2. Distribute the materials to each group.

3. Have them build a circuit.

4. Discuss what conditions were needed to light the bulb.

5. Ask what changes could be made to get the same results.

6. Have students draw a schematic and explain how the electricity flows through
the circuit and electricity is transferred in the light bulb to light.

7. Ask the students what a model is. If they don’t explain that their diagrams
are models, point that out.

8. Ask them if they could use their model to predict how they would need to
wire a circuit so that it would transfer electricity to two bulbs.

9. Have students try their ideas.
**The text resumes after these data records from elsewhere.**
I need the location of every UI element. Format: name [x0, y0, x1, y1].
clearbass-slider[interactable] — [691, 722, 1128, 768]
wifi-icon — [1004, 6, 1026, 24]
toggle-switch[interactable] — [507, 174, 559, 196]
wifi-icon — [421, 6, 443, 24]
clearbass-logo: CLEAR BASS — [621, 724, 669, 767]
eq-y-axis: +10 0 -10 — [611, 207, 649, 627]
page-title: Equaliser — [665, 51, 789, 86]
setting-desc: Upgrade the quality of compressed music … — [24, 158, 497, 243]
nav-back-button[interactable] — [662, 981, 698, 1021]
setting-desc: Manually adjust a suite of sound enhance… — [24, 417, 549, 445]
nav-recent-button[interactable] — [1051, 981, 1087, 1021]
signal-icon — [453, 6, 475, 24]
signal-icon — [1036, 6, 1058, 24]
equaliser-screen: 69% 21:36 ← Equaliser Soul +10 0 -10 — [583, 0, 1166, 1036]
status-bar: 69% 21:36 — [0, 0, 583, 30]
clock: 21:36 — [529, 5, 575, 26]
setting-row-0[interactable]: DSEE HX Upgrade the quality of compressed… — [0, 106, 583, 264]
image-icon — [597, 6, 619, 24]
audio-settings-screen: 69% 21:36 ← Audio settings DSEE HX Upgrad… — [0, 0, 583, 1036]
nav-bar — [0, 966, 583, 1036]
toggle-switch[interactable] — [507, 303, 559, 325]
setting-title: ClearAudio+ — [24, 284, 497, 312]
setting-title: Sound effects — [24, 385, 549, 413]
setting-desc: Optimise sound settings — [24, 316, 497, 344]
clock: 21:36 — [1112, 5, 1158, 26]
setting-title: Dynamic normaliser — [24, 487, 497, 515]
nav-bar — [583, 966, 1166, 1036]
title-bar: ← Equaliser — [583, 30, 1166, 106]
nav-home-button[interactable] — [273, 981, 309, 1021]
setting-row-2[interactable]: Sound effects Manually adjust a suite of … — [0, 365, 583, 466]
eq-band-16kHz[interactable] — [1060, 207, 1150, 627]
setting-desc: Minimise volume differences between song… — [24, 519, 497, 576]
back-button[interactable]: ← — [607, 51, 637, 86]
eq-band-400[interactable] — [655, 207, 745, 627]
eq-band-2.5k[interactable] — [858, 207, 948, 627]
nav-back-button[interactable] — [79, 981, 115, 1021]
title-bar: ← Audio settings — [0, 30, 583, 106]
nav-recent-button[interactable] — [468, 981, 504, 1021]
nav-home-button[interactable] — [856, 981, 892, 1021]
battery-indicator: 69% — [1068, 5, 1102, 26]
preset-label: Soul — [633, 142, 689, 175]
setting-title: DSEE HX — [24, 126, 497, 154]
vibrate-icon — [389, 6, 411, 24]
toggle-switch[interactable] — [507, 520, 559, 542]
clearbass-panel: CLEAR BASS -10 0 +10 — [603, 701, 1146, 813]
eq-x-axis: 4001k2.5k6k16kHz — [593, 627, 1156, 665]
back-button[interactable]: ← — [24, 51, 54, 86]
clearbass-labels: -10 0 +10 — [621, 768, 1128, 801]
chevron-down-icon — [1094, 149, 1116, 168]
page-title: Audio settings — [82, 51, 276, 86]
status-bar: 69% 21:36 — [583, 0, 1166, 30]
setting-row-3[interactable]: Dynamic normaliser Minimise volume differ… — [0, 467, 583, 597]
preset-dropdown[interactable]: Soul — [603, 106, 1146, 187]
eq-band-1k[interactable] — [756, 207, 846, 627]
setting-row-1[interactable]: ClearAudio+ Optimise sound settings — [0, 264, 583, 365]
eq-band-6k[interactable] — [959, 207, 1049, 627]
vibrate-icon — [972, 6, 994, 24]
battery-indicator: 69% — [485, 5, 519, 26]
If no one has drawn a circuit with bulbs in
series and parallel, you may want to introduce a diagram of each, or wait till
later.

10. Have groups build their circuits and others drawn.

11. Ask them to explain the flow of electricity and predict using their models
what will happen when one of the bulbs is removed. Have students remove a bulb
and record the results.

12. If students have not built both parallel and series circuits have them do
so and use their models to predict what will happen when a bulb is removed.
Have them test their predictions and record results.

13. Compare the brightness of the bulbs in the two circuits. Record observations
use the model to explain their observations.

14. Have all groups share their results and create a class model to explain
all circuits.

15. Ask how they would use models in real life.

16. Ask how they can use the information they learned about electric circuits.